Judge Williams saw right through it. Her order describes how Trump and his lawyers used the court system to essentially raid the Treasury. They leveraged control over the defendants (the IRS, which now answers to Trump’s administration) to engineer a settlement that bypassed any real judicial scrutiny. It’s the legal equivalent of negotiating with yourself and calling it a fair deal.
The judge wrote that plaintiffs “improperly employed this lawsuit to justify a particular award.” Translation: they manufactured a legal pretext to funnel taxpayer dollars where they wanted them to go. The settlement also included exemptions from audits and other investigations, which is a nice perk if you can get it. Most Americans can’t negotiate their way out of IRS scrutiny, but apparently if you’re connected to the right fund, different rules apply.
This isn’t about whether Trump had a legitimate grievance. He did. Someone at the IRS broke the law and leaked his private tax information. That contractor is facing consequences. But the remedy here doesn’t match the injury. You don’t respond to government overreach by creating a new government slush fund that operates outside normal appropriations processes. Congress is supposed to control the purse strings, not creative litigants who happen to control both sides of a lawsuit.
The Anti-Weaponization Fund is already defunct, which tells you something about its staying power once people started asking questions. But the money got allocated. The precedent got set. And now Trump’s attorneys might face professional consequences for their role in the scheme.
Conservative principles include respect for institutions and the rule of law. Using the courts as a vehicle to move billions in taxpayer funds without congressional authorization violates those principles. Limited government means the executive branch doesn’t get to invent new spending programs through lawsuit settlements with agencies it controls. That’s not draining the swamp. That’s just redirecting the flow.

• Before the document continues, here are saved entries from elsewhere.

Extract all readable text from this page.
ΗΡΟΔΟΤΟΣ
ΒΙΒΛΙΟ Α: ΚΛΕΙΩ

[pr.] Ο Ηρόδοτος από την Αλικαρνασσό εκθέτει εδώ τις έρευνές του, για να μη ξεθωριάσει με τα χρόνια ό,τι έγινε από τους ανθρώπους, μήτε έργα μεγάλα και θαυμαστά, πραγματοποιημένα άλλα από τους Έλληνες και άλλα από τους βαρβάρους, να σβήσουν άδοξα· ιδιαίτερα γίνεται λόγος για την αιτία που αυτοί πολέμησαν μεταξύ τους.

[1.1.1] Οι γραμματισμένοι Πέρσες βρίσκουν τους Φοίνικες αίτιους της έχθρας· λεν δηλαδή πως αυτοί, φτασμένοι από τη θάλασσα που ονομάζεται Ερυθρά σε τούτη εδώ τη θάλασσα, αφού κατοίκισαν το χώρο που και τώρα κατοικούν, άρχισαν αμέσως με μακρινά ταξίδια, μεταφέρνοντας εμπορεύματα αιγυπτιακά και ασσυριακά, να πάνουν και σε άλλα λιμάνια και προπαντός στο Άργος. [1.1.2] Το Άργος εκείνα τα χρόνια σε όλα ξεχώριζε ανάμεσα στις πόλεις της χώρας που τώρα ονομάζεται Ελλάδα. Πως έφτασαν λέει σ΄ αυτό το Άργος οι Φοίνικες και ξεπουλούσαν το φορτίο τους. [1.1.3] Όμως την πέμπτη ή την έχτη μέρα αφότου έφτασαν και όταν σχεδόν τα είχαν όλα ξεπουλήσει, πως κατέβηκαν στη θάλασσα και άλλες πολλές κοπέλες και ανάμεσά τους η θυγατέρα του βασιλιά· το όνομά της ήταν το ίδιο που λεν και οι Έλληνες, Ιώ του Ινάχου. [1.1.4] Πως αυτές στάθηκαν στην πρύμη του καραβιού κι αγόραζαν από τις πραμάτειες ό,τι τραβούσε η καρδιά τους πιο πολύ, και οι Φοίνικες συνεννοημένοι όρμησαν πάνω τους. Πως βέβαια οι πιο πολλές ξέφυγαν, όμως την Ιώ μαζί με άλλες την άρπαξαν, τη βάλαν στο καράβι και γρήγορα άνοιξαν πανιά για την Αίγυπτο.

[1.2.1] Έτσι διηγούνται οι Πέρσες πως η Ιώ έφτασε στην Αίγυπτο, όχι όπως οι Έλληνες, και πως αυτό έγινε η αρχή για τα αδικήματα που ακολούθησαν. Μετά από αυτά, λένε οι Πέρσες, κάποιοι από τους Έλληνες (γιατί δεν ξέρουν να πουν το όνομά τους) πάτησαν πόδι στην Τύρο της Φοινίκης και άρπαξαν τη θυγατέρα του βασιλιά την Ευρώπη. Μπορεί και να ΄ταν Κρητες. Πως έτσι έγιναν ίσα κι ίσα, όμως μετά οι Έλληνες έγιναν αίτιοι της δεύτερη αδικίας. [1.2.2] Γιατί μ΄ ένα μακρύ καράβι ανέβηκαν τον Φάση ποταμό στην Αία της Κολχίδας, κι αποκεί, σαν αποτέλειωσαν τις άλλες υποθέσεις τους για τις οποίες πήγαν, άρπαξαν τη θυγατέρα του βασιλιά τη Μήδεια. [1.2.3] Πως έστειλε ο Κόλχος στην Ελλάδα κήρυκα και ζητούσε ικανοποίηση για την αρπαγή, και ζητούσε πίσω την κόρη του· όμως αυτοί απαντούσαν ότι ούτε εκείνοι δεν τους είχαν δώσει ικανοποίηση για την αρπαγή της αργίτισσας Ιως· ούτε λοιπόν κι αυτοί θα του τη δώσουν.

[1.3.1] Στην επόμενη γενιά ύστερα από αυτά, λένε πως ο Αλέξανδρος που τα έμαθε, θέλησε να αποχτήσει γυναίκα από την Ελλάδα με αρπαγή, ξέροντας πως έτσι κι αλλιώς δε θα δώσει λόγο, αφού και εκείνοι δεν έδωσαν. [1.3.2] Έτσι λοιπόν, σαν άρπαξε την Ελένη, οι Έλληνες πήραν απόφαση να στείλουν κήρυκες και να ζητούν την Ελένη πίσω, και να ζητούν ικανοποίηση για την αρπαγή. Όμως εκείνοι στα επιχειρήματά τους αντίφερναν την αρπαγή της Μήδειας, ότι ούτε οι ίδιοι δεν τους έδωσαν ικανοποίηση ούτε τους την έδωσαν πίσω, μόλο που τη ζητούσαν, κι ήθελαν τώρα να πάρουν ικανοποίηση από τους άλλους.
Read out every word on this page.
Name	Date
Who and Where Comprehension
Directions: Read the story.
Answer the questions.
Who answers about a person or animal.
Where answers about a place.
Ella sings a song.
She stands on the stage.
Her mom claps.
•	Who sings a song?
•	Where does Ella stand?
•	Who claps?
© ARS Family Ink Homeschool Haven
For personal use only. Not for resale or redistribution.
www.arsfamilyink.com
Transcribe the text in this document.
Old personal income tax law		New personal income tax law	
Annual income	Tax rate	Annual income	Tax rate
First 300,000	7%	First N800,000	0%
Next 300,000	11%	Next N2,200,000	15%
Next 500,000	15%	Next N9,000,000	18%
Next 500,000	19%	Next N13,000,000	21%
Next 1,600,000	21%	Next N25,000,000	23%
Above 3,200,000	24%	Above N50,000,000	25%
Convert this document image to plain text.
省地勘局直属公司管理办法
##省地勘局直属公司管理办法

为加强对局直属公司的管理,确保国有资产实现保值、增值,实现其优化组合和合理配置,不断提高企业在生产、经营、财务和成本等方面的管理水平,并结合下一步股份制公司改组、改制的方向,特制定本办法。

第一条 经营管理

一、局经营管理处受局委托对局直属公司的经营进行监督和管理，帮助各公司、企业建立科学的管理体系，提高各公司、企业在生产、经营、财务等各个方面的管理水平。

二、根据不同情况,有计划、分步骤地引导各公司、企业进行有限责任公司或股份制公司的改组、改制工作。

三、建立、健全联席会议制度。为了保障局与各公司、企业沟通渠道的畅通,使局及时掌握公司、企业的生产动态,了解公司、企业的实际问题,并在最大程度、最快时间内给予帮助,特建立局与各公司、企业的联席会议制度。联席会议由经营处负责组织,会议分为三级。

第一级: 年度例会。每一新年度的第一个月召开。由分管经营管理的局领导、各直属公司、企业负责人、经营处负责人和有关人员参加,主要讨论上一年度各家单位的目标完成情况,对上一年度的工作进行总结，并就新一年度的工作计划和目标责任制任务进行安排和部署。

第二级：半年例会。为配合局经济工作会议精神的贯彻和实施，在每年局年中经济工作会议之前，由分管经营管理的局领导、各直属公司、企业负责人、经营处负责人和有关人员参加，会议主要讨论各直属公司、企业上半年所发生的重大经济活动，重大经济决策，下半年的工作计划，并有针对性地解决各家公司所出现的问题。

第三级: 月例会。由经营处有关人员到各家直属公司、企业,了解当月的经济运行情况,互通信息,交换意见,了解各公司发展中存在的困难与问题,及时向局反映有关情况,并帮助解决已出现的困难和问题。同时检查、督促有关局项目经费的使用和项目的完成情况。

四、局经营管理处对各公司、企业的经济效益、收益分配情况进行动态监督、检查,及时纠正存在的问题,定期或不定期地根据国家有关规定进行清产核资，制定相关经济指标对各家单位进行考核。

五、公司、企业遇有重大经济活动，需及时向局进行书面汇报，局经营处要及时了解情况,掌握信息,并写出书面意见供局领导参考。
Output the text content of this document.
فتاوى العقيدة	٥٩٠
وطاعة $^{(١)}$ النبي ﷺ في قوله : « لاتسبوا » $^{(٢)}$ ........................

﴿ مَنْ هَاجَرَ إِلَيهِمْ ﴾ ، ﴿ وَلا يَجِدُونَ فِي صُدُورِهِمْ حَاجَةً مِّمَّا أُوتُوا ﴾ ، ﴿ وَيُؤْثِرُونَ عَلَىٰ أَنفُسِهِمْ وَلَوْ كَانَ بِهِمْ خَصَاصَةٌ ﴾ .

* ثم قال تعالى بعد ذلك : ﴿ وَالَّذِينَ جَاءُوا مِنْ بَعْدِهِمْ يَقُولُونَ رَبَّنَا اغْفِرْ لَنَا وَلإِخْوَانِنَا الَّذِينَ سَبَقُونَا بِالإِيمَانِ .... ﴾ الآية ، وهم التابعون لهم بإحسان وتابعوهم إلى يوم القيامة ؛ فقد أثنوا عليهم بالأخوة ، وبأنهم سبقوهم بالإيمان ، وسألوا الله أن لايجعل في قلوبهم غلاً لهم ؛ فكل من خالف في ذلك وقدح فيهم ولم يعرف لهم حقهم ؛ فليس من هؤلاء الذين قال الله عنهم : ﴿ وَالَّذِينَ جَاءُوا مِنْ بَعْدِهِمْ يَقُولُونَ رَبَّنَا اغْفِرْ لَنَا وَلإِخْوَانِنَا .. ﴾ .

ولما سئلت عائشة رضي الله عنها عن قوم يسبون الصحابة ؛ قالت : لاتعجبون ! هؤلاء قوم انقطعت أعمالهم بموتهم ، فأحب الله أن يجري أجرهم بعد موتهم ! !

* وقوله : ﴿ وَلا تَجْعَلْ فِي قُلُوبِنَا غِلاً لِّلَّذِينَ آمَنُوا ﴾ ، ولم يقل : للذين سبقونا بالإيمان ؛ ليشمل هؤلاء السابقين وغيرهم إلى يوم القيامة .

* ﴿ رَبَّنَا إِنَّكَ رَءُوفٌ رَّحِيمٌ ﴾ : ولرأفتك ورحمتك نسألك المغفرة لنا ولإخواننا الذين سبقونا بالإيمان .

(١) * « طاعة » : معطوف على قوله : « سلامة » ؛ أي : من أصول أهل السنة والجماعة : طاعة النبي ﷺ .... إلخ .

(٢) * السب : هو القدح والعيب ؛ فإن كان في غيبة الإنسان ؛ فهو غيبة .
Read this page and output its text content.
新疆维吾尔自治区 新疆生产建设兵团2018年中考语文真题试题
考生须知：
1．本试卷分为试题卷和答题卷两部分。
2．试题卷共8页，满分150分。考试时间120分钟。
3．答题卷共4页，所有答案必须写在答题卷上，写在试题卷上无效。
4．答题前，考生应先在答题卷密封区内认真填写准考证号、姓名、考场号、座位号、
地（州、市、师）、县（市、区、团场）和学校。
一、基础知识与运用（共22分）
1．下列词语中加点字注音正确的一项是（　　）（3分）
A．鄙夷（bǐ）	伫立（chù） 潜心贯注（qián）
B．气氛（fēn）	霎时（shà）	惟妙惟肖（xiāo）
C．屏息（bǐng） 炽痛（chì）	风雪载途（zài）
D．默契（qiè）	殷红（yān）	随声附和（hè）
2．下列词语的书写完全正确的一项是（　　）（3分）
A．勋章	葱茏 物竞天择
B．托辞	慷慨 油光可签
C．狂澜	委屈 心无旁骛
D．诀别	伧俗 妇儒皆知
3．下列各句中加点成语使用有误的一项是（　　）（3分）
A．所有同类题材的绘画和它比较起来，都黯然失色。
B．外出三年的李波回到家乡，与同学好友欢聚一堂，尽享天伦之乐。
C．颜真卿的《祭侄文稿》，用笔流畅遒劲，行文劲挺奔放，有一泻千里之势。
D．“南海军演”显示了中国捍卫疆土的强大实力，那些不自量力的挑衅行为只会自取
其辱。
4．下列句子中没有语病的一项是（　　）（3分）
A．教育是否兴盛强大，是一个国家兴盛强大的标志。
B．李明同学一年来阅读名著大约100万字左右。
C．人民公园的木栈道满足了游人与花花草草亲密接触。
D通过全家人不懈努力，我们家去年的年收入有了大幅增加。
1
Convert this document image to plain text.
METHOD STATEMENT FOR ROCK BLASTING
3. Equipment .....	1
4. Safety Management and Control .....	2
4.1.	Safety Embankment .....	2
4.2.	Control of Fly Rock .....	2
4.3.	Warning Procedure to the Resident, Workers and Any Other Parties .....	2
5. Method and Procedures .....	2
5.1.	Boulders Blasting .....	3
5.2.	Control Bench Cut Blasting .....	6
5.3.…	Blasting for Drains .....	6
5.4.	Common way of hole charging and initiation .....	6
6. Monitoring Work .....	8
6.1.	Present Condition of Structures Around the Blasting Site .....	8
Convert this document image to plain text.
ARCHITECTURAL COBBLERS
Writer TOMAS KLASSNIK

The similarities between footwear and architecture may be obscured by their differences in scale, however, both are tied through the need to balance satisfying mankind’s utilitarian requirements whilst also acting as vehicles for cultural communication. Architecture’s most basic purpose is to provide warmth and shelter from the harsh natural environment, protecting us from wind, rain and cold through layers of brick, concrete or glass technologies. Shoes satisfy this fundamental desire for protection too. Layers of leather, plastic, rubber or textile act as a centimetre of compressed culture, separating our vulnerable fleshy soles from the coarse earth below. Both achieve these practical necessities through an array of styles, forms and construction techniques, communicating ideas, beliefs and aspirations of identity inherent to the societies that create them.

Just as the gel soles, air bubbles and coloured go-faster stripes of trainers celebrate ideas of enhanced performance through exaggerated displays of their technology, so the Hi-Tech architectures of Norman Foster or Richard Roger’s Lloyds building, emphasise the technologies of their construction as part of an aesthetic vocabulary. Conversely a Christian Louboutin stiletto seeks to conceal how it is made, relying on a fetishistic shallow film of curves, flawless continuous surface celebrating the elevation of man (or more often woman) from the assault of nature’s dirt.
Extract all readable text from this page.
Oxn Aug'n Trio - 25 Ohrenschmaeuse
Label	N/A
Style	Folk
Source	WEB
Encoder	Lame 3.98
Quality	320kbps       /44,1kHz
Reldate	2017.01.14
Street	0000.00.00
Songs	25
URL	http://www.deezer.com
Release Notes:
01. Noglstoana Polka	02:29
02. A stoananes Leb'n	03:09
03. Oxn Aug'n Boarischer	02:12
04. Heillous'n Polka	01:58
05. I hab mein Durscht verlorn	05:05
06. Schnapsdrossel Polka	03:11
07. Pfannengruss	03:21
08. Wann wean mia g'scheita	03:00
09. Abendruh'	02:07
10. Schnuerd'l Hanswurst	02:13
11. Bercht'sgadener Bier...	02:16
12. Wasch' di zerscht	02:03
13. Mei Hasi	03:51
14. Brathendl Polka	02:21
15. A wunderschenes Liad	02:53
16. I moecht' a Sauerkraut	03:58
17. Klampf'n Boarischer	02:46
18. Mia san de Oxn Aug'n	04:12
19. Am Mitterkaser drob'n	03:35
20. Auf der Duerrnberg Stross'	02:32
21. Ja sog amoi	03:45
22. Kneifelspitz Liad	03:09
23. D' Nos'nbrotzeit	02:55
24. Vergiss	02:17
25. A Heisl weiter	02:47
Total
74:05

Judge Williams did her job. She called out behavior that crosses ethical lines and referred the attorneys involved for potential disciplinary action. Whether anything comes of that referral remains to be seen. Bar associations move slowly, and political considerations often muddy the waters. But the judicial record now reflects what happened here, and it’s not pretty. Sometimes the most important conservative position is holding your own side accountable when they abandon the principles they claim to champion.